In real terms every cell needs to create energy for it to carry out its tasks.  Energy is derived from the foods we eat, the water we drink and the air we breathe. The word ‘energy’ is also used to describe what naturopaths call the ‘vital force’ which may also be known as the etheric, the spirit or life force. Other cultures call this energy by different names – chi or qi in Asia and prana in India.  It all means the same thing and represents the force that animates living things and gives us ‘life’.  When an organism dies it is the vital force that dies and the physical body is left over.  Without the life force, the physical body cannot function and the physical matter will decay.  The life force is more than chemical energy available to cells. It is a subtle flow of energy that is difficult to measure, but people often have a subjective view on it. This is often the energy that is low when patients complain of tiredness, fatigue and apathy. The life force can be affected by moods, sleep, stress and diet.  Many people find that spiritual practices enliven the spirit and increase energy in the body. Practices such as Qi Gong, Tai Chi and Yoga all work with the breath and subtle body energies and improve wellness and vitality.

Living organisms need food, air, water and various enzymes to help produce energy in their cells. The quality of a person’s diet will contribute to the available resources for the production of energy.  Both carbohydrates and fats can be used as fuel to make energy. Proteins, minerals and vitamins in the diet also make an important contribution to energy in the body.

One of the functions of proteins and vitamins is to help make enzymes to produce energy. Enzymes are molecules that can help produce a reaction in the body. For example the B vitamin, niacin, is part of a coenzyme that helps produce the energy unit of cells called ATP. Without this co-enzyme very little ATP would be produced and the organism would be low in energy. Also the nutrient, Co-enzyme Q10, is important for cellular energy and can be made in the body. But as we age our ability to make it is lowered.  Supplements of these vital nutrients (such as B vitamins & antioxidants) can be used to enhance our energy.  There are many herbs that have been traditionally used as energy tonics.  Some of these such as Siberian Ginseng and Rhodiola have been well studied and shown to enhance energy efficiency and stamina.  An individually designed programme utilising nutrition and herbal medicine can really improve energy and wellbeing.

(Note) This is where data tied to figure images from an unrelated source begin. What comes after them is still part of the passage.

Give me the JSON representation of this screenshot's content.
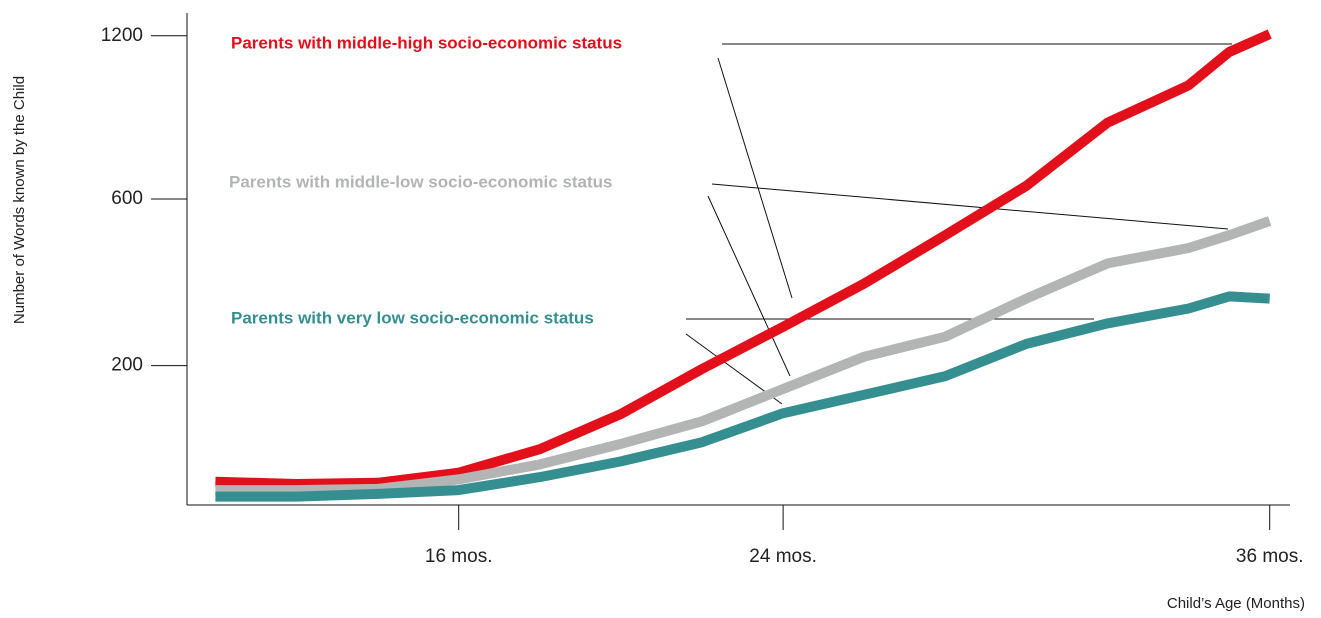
{
  "chart_data": {
    "type": "line",
    "y_label": "Number of Words known by the Child",
    "x_label": "Child’s Age (Months)",
    "x": [
      10,
      12,
      14,
      16,
      18,
      20,
      22,
      24,
      26,
      28,
      30,
      32,
      34,
      35,
      36
    ],
    "series": [
      {
        "name": "Parents with middle-high socio-economic status",
        "color": "#e3101b",
        "values": [
          48,
          46,
          47,
          56,
          80,
          124,
          194,
          274,
          370,
          495,
          641,
          855,
          996,
          1131,
          1207
        ]
      },
      {
        "name": "Parents with middle-low socio-economic status",
        "color": "#b3b5b4",
        "values": [
          41,
          41,
          42,
          50,
          64,
          86,
          114,
          161,
          216,
          254,
          335,
          420,
          460,
          495,
          535
        ]
      },
      {
        "name": "Parents with very low socio-economic status",
        "color": "#358f91",
        "values": [
          36,
          36,
          38,
          41,
          52,
          67,
          88,
          125,
          152,
          182,
          240,
          281,
          313,
          340,
          335
        ]
      }
    ],
    "xlim": [
      9.3,
      36.5
    ],
    "xticks": [
      {
        "value": 16,
        "label": "16 mos."
      },
      {
        "value": 24,
        "label": "24 mos."
      },
      {
        "value": 36,
        "label": "36 mos."
      }
    ],
    "ylim": [
      30,
      1300
    ],
    "yticks": [
      200,
      600,
      1200
    ],
    "y_scale": "sqrt"
  }
}
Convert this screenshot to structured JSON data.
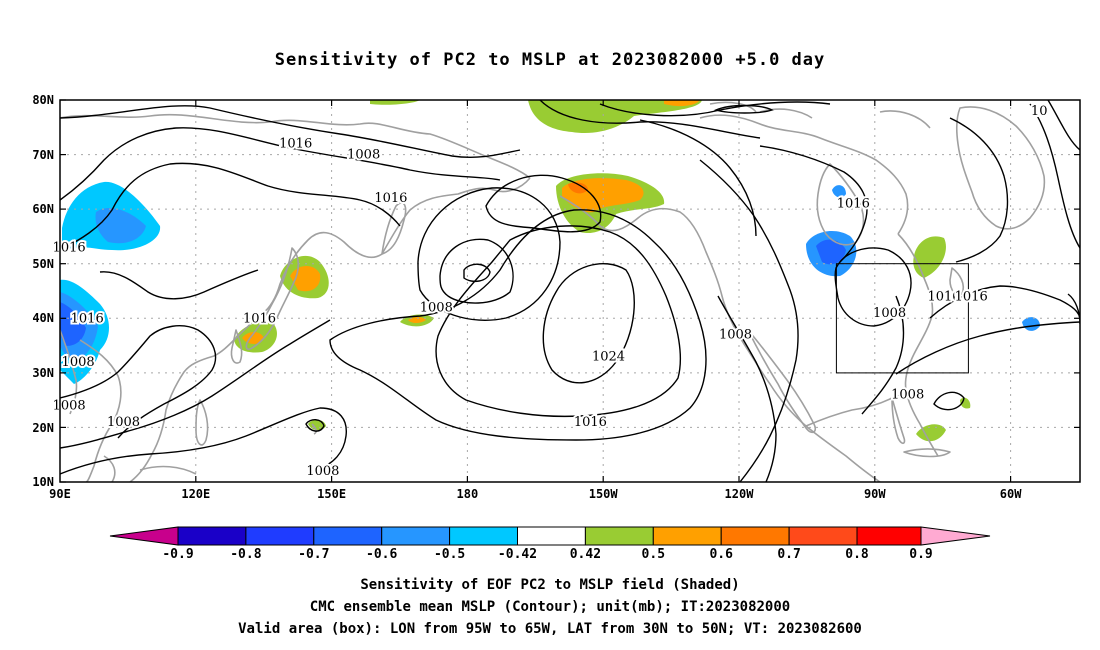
{
  "title": "Sensitivity of PC2 to MSLP at 2023082000 +5.0 day",
  "axes": {
    "lat_labels": [
      "80N",
      "70N",
      "60N",
      "50N",
      "40N",
      "30N",
      "20N",
      "10N"
    ],
    "lon_labels": [
      "90E",
      "120E",
      "150E",
      "180",
      "150W",
      "120W",
      "90W",
      "60W"
    ]
  },
  "contour_labels": [
    {
      "text": "1016",
      "lon": 92,
      "lat": 53
    },
    {
      "text": "1016",
      "lon": 96,
      "lat": 40
    },
    {
      "text": "1008",
      "lon": 94,
      "lat": 32
    },
    {
      "text": "1008",
      "lon": 104,
      "lat": 21
    },
    {
      "text": "1008",
      "lon": 92,
      "lat": 24
    },
    {
      "text": "1016",
      "lon": 134,
      "lat": 40
    },
    {
      "text": "1016",
      "lon": 142,
      "lat": 72
    },
    {
      "text": "1008",
      "lon": 157,
      "lat": 70
    },
    {
      "text": "1016",
      "lon": 163,
      "lat": 62
    },
    {
      "text": "1008",
      "lon": 173,
      "lat": 42
    },
    {
      "text": "1008",
      "lon": 148,
      "lat": 12
    },
    {
      "text": "1024",
      "lon": -149,
      "lat": 33
    },
    {
      "text": "1016",
      "lon": -153,
      "lat": 21
    },
    {
      "text": "1008",
      "lon": -121,
      "lat": 37
    },
    {
      "text": "1016",
      "lon": -95,
      "lat": 61
    },
    {
      "text": "1008",
      "lon": -87,
      "lat": 41
    },
    {
      "text": "1008",
      "lon": -83,
      "lat": 26
    },
    {
      "text": "1016",
      "lon": -75,
      "lat": 44
    },
    {
      "text": "1016",
      "lon": -69,
      "lat": 44
    },
    {
      "text": "10",
      "lon": -54,
      "lat": 78
    }
  ],
  "colorbar": {
    "labels": [
      "-0.9",
      "-0.8",
      "-0.7",
      "-0.6",
      "-0.5",
      "-0.42",
      "0.42",
      "0.5",
      "0.6",
      "0.7",
      "0.8",
      "0.9"
    ],
    "colors": [
      "#1a00c8",
      "#1f3cff",
      "#1e64ff",
      "#2696ff",
      "#00c8ff",
      "#ffffff",
      "#99cc33",
      "#ffa000",
      "#ff7800",
      "#ff4a1a",
      "#ff0000"
    ],
    "low_end_color": "#c8008c",
    "high_end_color": "#ffaad2"
  },
  "valid_box": {
    "lon_min": -95,
    "lon_max": -65,
    "lat_min": 30,
    "lat_max": 50
  },
  "footer": {
    "line1": "Sensitivity of EOF PC2 to MSLP field (Shaded)",
    "line2": "CMC ensemble mean MSLP (Contour); unit(mb); IT:2023082000",
    "line3": "Valid area (box): LON from 95W to 65W, LAT from 30N to 50N; VT: 2023082600"
  }
}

Of course, to have good energy flowing through our body, both from a physical sense and a more subtle sense, we need to address physical needs but also emotional and spiritual needs. When we attend to our lives in a balanced and holistic manner, we should have abundant energy. Whereas when we are busy, rushing around doing too much, our bodies and minds get tired.  Mental and emotional fatigue often lead to physical fatigue. Obviously physical fatigue can be a sign or symptom of other health problems.  Failure to get adequate or quality sleep will also contribute to fatigue, tiredness and mood problems.  Conditions such as cancer, thyroid imbalance, adrenal exhaustion, anaemia and compromised immunity can all present with fatigue.  A thorough health assessment should be able to determine the causes of fatigue and tiredness. An increase in energy is often one of the first things to improve when people commence holistic treatments to address the underlying cause of fatigue.

As always, if we do all the right things our bodies will provide us with wellness and vitality. Energy comes from a healthy, whole food diet, regular exercise and a good balance lifestyle with plenty of time to cultivate peace of mind.  

One Response to “Energy”

  • Pamela Wade:

    Yes! A thorough health assessment can reveal a lot and can give a big picture of what we, ourselves, can’t see. Restfulness is good. Thanks for the reminder.